Aside from the trouble of settling from court to border life, someone is stealing a multitude of horses for some purpose. Then there is the murder that threatens to involve the March Wardenry in a blood feud. Add in Carey's own sense of justice (and fore sightedness (both as much out of place in the Border marches as he is)), a murder of a now account Graham becomes the focal point. From there, Carey is off to try to do right, and the trouble that brings him.
Its a good book and I enjoyed it immensely, especially the exchange between Warden Sergeant Dodd and his Armstrong father-in-law over Carey's possible fate. A fun book and one I'll be keeping and re-reading like I do the Judge Dee mysteries.

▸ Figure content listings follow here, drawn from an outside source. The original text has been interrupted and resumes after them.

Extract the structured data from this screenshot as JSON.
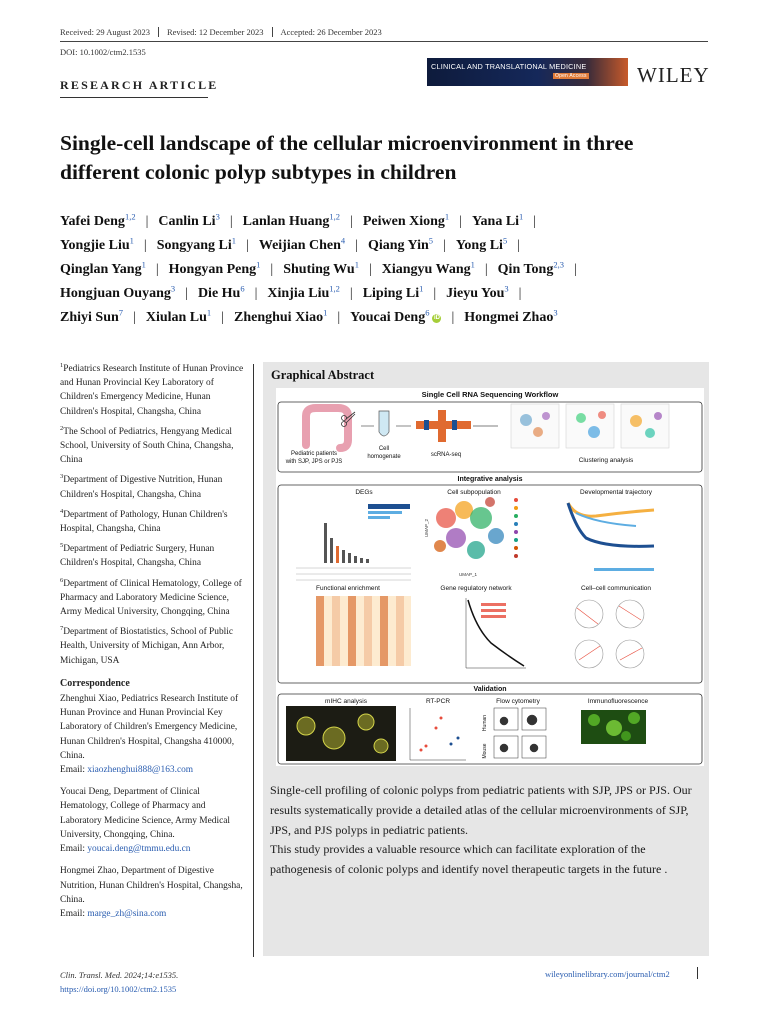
{
  "header": {
    "dates": [
      "Received: 29 August 2023",
      "Revised: 12 December 2023",
      "Accepted: 26 December 2023"
    ],
    "doi": "DOI: 10.1002/ctm2.1535",
    "journal_logo_text": "CLINICAL AND TRANSLATIONAL MEDICINE",
    "journal_logo_badge": "Open Access",
    "publisher": "WILEY",
    "section": "RESEARCH ARTICLE"
  },
  "title": "Single-cell landscape of the cellular microenvironment in three different colonic polyp subtypes in children",
  "author_lines": [
    [
      {
        "name": "Yafei Deng",
        "sup": "1,2"
      },
      {
        "name": "Canlin Li",
        "sup": "3"
      },
      {
        "name": "Lanlan Huang",
        "sup": "1,2"
      },
      {
        "name": "Peiwen Xiong",
        "sup": "1"
      },
      {
        "name": "Yana Li",
        "sup": "1"
      }
    ],
    [
      {
        "name": "Yongjie Liu",
        "sup": "1"
      },
      {
        "name": "Songyang Li",
        "sup": "1"
      },
      {
        "name": "Weijian Chen",
        "sup": "4"
      },
      {
        "name": "Qiang Yin",
        "sup": "5"
      },
      {
        "name": "Yong Li",
        "sup": "5"
      }
    ],
    [
      {
        "name": "Qinglan Yang",
        "sup": "1"
      },
      {
        "name": "Hongyan Peng",
        "sup": "1"
      },
      {
        "name": "Shuting Wu",
        "sup": "1"
      },
      {
        "name": "Xiangyu Wang",
        "sup": "1"
      },
      {
        "name": "Qin Tong",
        "sup": "2,3"
      }
    ],
    [
      {
        "name": "Hongjuan Ouyang",
        "sup": "3"
      },
      {
        "name": "Die Hu",
        "sup": "6"
      },
      {
        "name": "Xinjia Liu",
        "sup": "1,2"
      },
      {
        "name": "Liping Li",
        "sup": "1"
      },
      {
        "name": "Jieyu You",
        "sup": "3"
      }
    ],
    [
      {
        "name": "Zhiyi Sun",
        "sup": "7"
      },
      {
        "name": "Xiulan Lu",
        "sup": "1"
      },
      {
        "name": "Zhenghui Xiao",
        "sup": "1"
      },
      {
        "name": "Youcai Deng",
        "sup": "6",
        "orcid": true
      },
      {
        "name": "Hongmei Zhao",
        "sup": "3"
      }
    ]
  ],
  "affiliations": [
    {
      "n": "1",
      "text": "Pediatrics Research Institute of Hunan Province and Hunan Provincial Key Laboratory of Children's Emergency Medicine, Hunan Children's Hospital, Changsha, China"
    },
    {
      "n": "2",
      "text": "The School of Pediatrics, Hengyang Medical School, University of South China, Changsha, China"
    },
    {
      "n": "3",
      "text": "Department of Digestive Nutrition, Hunan Children's Hospital, Changsha, China"
    },
    {
      "n": "4",
      "text": "Department of Pathology, Hunan Children's Hospital, Changsha, China"
    },
    {
      "n": "5",
      "text": "Department of Pediatric Surgery, Hunan Children's Hospital, Changsha, China"
    },
    {
      "n": "6",
      "text": "Department of Clinical Hematology, College of Pharmacy and Laboratory Medicine Science, Army Medical University, Chongqing, China"
    },
    {
      "n": "7",
      "text": "Department of Biostatistics, School of Public Health, University of Michigan, Ann Arbor, Michigan, USA"
    }
  ],
  "correspondence": {
    "heading": "Correspondence",
    "entries": [
      {
        "text": "Zhenghui Xiao, Pediatrics Research Institute of Hunan Province and Hunan Provincial Key Laboratory of Children's Emergency Medicine, Hunan Children's Hospital, Changsha 410000, China.",
        "email_label": "Email: ",
        "email": "xiaozhenghui888@163.com"
      },
      {
        "text": "Youcai Deng, Department of Clinical Hematology, College of Pharmacy and Laboratory Medicine Science, Army Medical University, Chongqing, China.",
        "email_label": "Email: ",
        "email": "youcai.deng@tmmu.edu.cn"
      },
      {
        "text": "Hongmei Zhao, Department of Digestive Nutrition, Hunan Children's Hospital, Changsha, China.",
        "email_label": "Email: ",
        "email": "marge_zh@sina.com"
      }
    ]
  },
  "graphical_abstract": {
    "heading": "Graphical Abstract",
    "figure": {
      "workflow_title": "Single Cell RNA Sequencing Workflow",
      "step1": [
        "Pediatric patients",
        "with SJP, JPS or PJS"
      ],
      "step2": [
        "Cell",
        "homogenate"
      ],
      "step3": "scRNA-seq",
      "step4": "Clustering analysis",
      "integrative_title": "Integrative analysis",
      "panels": [
        "DEGs",
        "Cell subpopulation",
        "Developmental trajectory",
        "Functional enrichment",
        "Gene regulatory network",
        "Cell–cell communication"
      ],
      "validation_title": "Validation",
      "validation_panels": [
        "mIHC analysis",
        "RT-PCR",
        "Flow cytometry",
        "Immunofluorescence"
      ],
      "axis_labels": [
        "UMAP_1",
        "UMAP_2",
        "Human",
        "Mouse"
      ]
    },
    "caption": [
      "Single-cell profiling of colonic polyps from pediatric patients with SJP, JPS or PJS. Our results systematically provide a detailed atlas of the cellular microenvironments of SJP, JPS, and PJS polyps in pediatric patients.",
      "This study provides a valuable resource which can facilitate exploration of the pathogenesis of colonic polyps and identify novel therapeutic targets in the future ."
    ]
  },
  "footer": {
    "citation": "Clin. Transl. Med. 2024;14:e1535.",
    "doi_link": "https://doi.org/10.1002/ctm2.1535",
    "journal_url": "wileyonlinelibrary.com/journal/ctm2"
  },
  "colors": {
    "link": "#2a5db0",
    "panel_bg": "#e6e6e6",
    "orcid": "#a6ce39"
  }
}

A Chisholm mystery is the next best thing to time travel...For those who find the journey more compelling than the final destination, a Chisholm novel will offer an unforgettable Elizabethan pilgrimage. In the year 1592, Sir Robert Carey, a handsome courtier, comes north to Carlisle to take up his new post as Deputy Warden of the West March. He has wrangled his appointment to be nearer his true love, a married woman, and farther from the gimlet eyes of his creditors and the disapproving eye of his father (the Queen's cousin - possibly her half brother). And of course he can use the money... Sir Robert is quick to realize he won't see a profit from the perks if he fails to keep the peace. Alas, he is quickly challenged by the murder of a local lad, the possible betrayal of a dissapointed rival, the ire of the lady's husband, and the question of the horses - the hundreds of horses being stolen from all over the neighborhood. It's hard to say whether the greater danger lies without the city walls amidst the scheming Scots - or within, amidst the unruly English garrison. Rich in atmosphere and packed with vivid real and fictional characters, few novels are as well imagined or as much fun as this romp through roguish courtiers, rival gangs, rustling, treason, and high ambition. A Famine of Horses was chosen by The Drood Review as one of 1995's Best Books.